INSERT INTO s1 (case, step1, step2, step3, step4, step5) VALUES ('case 1', '12/01/2020', '14/01/2020', '15/01/2020', '16/01/2020', '17/01/2020');
INSERT INTO s1 (case, step1, step2, step3, step4, step5) VALUES ('case 2', '14/02/2020', '15/02/2020', '18/02/2020', '', '18/02/2020');
INSERT INTO s1 (case, step1, step2, step3, step4, step5) VALUES ('case 3', '17/03/2020', '', '24/03/2020', '', '');
INSERT INTO s1 (case, step1, step2, step3, step4, step5) VALUES ('case 4', '17/03/2020', '25/03/2020', '', '16/03/2020', '24/03/2020');
INSERT INTO s1 (case, step1, step2, step3, step4, step5) VALUES ('case 5', '', '', '', '16/03/2020', '');
INSERT INTO s1 (case, step1, step2, step3, step4, step5) VALUES ('case 6', '', '', '', '', '');
INSERT INTO s1 (case, step1, step2, step3, step4, step5) VALUES ('case 7', '17/03/2020', '17/03/2020', '17/03/2020', '17/03/2020', '17/03/2020');
INSERT INTO s1 (case, step1, step2, step3, step4, step5) VALUES ('case 8', '17/03/2020', '16/03/2020', '17/03/2020', '18/03/2020', '17/03/2020');
Finally, we can display the final result with :
SELECT cas, activite, debut, fin FROM s4 EMIT CHANGES;
3rd UDF example¶
Let us consider that the initial row corresponds to :
| Case | Step 1 | Step 2 | Step 3 | Step 4 | Step 5 | Total Price |
|---|---|---|---|---|---|---|
| case 1 | 12/01/2020 | 14/01/2020 | 15/01/2020 | 16/01/2020 | 17/01/2020 | 240 |
An information is given about the Total Price related to the process.
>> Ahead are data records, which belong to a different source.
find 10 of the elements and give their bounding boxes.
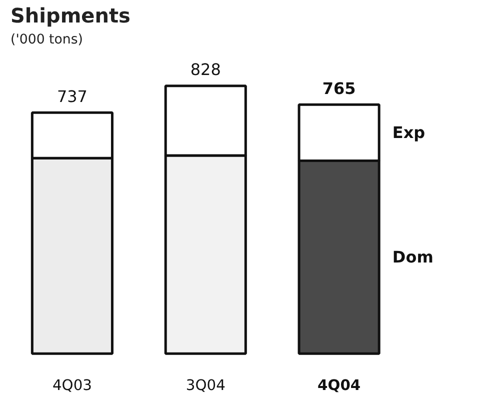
annotation: 828 xyxy=(190,60,221,80)
series-label: Exp xyxy=(392,123,426,142)
x-tick-label: 4Q04 xyxy=(318,376,361,394)
x-tick-label: 4Q03 xyxy=(52,376,92,394)
series-label: Dom xyxy=(392,248,434,267)
annotation: 765 xyxy=(322,78,356,98)
chart-title: Shipments xyxy=(10,4,130,28)
annotation: 737 xyxy=(56,86,88,106)
x-tick-label: 3Q04 xyxy=(186,376,226,394)
chart-subtitle: ('000 tons) xyxy=(10,32,84,48)
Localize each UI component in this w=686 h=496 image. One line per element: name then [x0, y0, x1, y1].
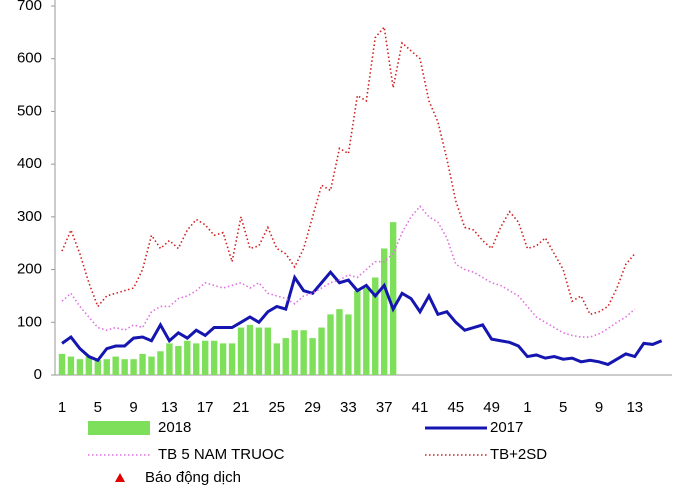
y-tick-label: 200 — [17, 261, 42, 278]
line — [61, 269, 663, 367]
bar — [300, 330, 307, 375]
y-tick-label: 600 — [17, 50, 42, 67]
bar — [58, 353, 66, 375]
bar — [112, 356, 119, 375]
bar — [139, 353, 146, 375]
bar — [255, 327, 263, 375]
legend-label: TB+2SD — [490, 446, 547, 463]
legend-label: Báo động dịch — [145, 469, 241, 486]
bar — [273, 343, 280, 375]
x-tick-label: 1 — [58, 399, 66, 416]
legend-label: 2018 — [158, 419, 191, 436]
legend-label: 2017 — [490, 419, 523, 436]
bar — [372, 277, 379, 375]
bar — [389, 222, 397, 375]
legend-swatch — [88, 421, 150, 435]
x-tick-label: 41 — [412, 399, 429, 416]
bar — [175, 346, 182, 375]
bar — [336, 309, 343, 375]
line — [61, 205, 636, 338]
y-tick-label: 100 — [17, 313, 42, 330]
bar — [166, 343, 173, 375]
bar — [210, 340, 218, 375]
y-tick-label: 300 — [17, 208, 42, 225]
y-tick-label: 500 — [17, 102, 42, 119]
bar — [148, 356, 155, 375]
bar — [219, 343, 227, 375]
x-tick-label: 25 — [268, 399, 285, 416]
bar — [76, 359, 84, 375]
bar — [157, 351, 164, 375]
bar — [318, 327, 325, 375]
y-tick-label: 400 — [17, 155, 42, 172]
x-tick-label: 17 — [197, 399, 214, 416]
x-tick-label: 9 — [595, 399, 603, 416]
bar — [94, 360, 101, 375]
legend-label: TB 5 NAM TRUOC — [158, 446, 285, 463]
bar — [67, 356, 75, 375]
bar — [228, 343, 236, 375]
bar — [237, 327, 245, 375]
bar — [381, 248, 388, 375]
bar — [354, 290, 361, 375]
bar — [327, 314, 334, 375]
x-tick-label: 21 — [233, 399, 250, 416]
bar — [309, 338, 316, 375]
bar — [184, 340, 191, 375]
bar — [246, 324, 254, 375]
bar — [363, 288, 370, 375]
x-tick-label: 33 — [340, 399, 357, 416]
x-tick-label: 9 — [129, 399, 137, 416]
x-tick-label: 37 — [376, 399, 393, 416]
x-tick-label: 5 — [94, 399, 102, 416]
x-tick-label: 49 — [483, 399, 500, 416]
bar — [345, 314, 352, 375]
bar — [202, 340, 209, 375]
x-tick-label: 45 — [447, 399, 464, 416]
x-tick-label: 29 — [304, 399, 321, 416]
bar — [85, 356, 93, 375]
bar — [121, 359, 128, 375]
bar — [264, 327, 272, 375]
legend-swatch — [115, 473, 125, 482]
line — [61, 25, 636, 316]
x-tick-label: 5 — [559, 399, 567, 416]
x-tick-label: 13 — [161, 399, 178, 416]
bar — [291, 330, 298, 375]
bar — [130, 359, 137, 375]
x-tick-label: 1 — [523, 399, 531, 416]
bar — [193, 343, 200, 375]
y-tick-label: 700 — [17, 0, 42, 14]
x-tick-label: 13 — [626, 399, 643, 416]
bar — [103, 359, 110, 375]
bar — [282, 338, 289, 375]
y-tick-label: 0 — [34, 366, 42, 383]
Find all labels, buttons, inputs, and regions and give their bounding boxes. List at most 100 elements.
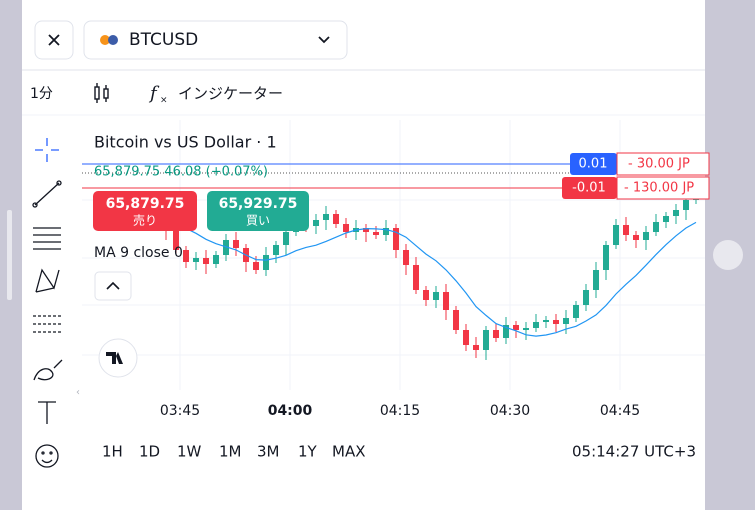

In case of use of the UDF (for instance with the first variation), if the created STREAMS keep the information of the Total Price column, then the Total Price is present for each of the created rows:
CREATE STREAM s1 (
case VARCHAR,
step1 VARCHAR,
step2 VARCHAR,
step3 VARCHAR,
step4 VARCHAR,
step5 VARCHAR,
price INTEGER
) WITH (
kafka_topic = 's1',
partitions = 1,
value_format = 'avro'
);
CREATE STREAM s2 AS SELECT
case,
ARRAY[STRUCT(task := 'Step 1', time := step1),
STRUCT(task := 'Step 2', time := step2),
STRUCT(task := 'Step 3', time := step3),
STRUCT(task := 'Step 4', time := step4),
STRUCT(task := 'Step 5', time := step5)] AS steps,
price
FROM s1 EMIT CHANGES;
CREATE STREAM s3 AS SELECT
case,
igrafx_transposition(steps) AS steps,
price
FROM s2 EMIT CHANGES;
CREATE STREAM s4 AS SELECT
case,
steps->task AS activity,
steps->time AS timestamp,
price
FROM s3 EMIT CHANGES;
The result for the current example is:
| Case | Activity | Timestamp | Price |
|---|---|---|---|
| case 1 | Step 1 | 12/01/2020 | 240 |
| case 1 | Step 2 | 14/01/2020 | 240 |
| case 1 | Step 3 | 15/01/2020 | 240 |
| case 1 | Step 4 | 16/01/2020 | 240 |
| case 1 | Step 5 | 17/01/2020 | 240 |
This can be problematic if, for instance, we then want to sum all the values in the Price column to determine the total price , because the result wouldn't take the real value for the total price of each process.
Here, the calculated value would be 5x240, whereas the real total price of the process is 240.